Sahara Conservation Fund

Sahara Conservation Fund at The Living Desert Zoo and Gardens.

The Living Desert is a long-term partner, supporter and collaborator of the Sahara Conservation Fund.

Since 2005, The Living Desert has supported the Sahara Conservation Fund’s (SCF) Termit and Tin Toumma Project in Niger, which works to protect the last remaining strongholds in the entire Sahara for a whole suite of threatened desert species, including the addax, Dama gazelle, Barbary sheep and desert cheetah. With its partners, SCF was able to establish the Termit & Tin Toumma National Nature Reserve at 97,000 square kilometers, the biggest of its type in Africa.

Learn more about our support of Sahara Conservation Fund.

Cheetah Conservation Botswana

Cheetah Conservation Botswana at The Living Desert Zoo and Gardens.

Cheetah Conservation Botswana works to preserve the nation’s cheetah population through scientific research, community outreach and conservation education, working with rural communities to promote coexistence with Botswana’s rich diversity of carnivore species. In 2018, The Living Desert began supporting the great work that Cheetah Conservation Botswana does to promote human coexistence with meso-carnivores, including the second largest population of cheetahs globally.

Painted Dog Conservation

Painted Dog Conservation at The Living Desert Zoo and Gardens.

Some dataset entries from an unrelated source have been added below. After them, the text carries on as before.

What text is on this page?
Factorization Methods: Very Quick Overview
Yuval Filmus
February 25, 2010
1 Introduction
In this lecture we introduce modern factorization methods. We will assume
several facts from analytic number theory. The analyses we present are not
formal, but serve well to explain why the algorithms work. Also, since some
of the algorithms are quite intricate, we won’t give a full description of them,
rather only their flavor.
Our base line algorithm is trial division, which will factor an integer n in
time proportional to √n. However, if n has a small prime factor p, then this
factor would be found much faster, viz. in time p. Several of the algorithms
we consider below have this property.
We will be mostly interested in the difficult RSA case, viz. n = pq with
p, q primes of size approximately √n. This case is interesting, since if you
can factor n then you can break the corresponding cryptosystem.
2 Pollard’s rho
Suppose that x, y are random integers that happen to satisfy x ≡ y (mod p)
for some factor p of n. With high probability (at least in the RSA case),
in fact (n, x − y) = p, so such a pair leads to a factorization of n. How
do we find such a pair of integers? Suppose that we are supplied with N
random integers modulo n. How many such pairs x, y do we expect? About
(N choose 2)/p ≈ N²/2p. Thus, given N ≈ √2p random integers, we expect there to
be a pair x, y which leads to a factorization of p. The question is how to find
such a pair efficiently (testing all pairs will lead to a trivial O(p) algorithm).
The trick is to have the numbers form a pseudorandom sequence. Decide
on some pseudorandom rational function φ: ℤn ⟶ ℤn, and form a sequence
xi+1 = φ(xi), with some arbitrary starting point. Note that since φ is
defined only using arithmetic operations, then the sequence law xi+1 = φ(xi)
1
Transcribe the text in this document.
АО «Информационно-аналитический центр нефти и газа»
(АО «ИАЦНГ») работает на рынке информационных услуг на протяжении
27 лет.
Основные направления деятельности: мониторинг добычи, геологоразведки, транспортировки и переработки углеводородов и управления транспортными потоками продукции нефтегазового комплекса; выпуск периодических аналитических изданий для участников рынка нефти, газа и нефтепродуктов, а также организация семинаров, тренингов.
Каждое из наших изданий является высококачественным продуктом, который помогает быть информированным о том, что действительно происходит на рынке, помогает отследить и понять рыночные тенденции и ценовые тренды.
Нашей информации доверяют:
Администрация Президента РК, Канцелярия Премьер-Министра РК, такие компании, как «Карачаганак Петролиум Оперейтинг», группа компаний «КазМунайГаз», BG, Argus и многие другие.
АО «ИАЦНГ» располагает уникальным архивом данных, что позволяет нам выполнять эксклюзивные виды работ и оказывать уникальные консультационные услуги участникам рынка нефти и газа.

Fewer than 7,000 painted dogs are left across the entire African continent. Although they may not be as famous as their trunked, horned, or maned neighbors, these painted dogs —also known as African wild or hunting dogs—are beautiful, unique, and fascinating social animals. Their current range is restricted to small pockets across a handful of countries including Zimbabwe, which is home to Painted Dog Conservation.

Painted dogs are native to Africa, and aren’t found in the wild anywhere else on the planet. They live in small pockets across a handful of countries including Zimbabwe, the home of Painted Dog Conservation, which works with local populations of both humans and dogs—via conservation, education, and outreach programs—to help them not only survive here, but also to thrive.

As of 2018, The Living Desert is a financial supporter of the important work Painted Dog Conservation does to promote human coexistence with painted dogs and other similar carnivores. Our donation in early 2018 has allowed PDC to create an entirely new field station in another area of Zimbabwe, thereby significantly increasing their geographic reach.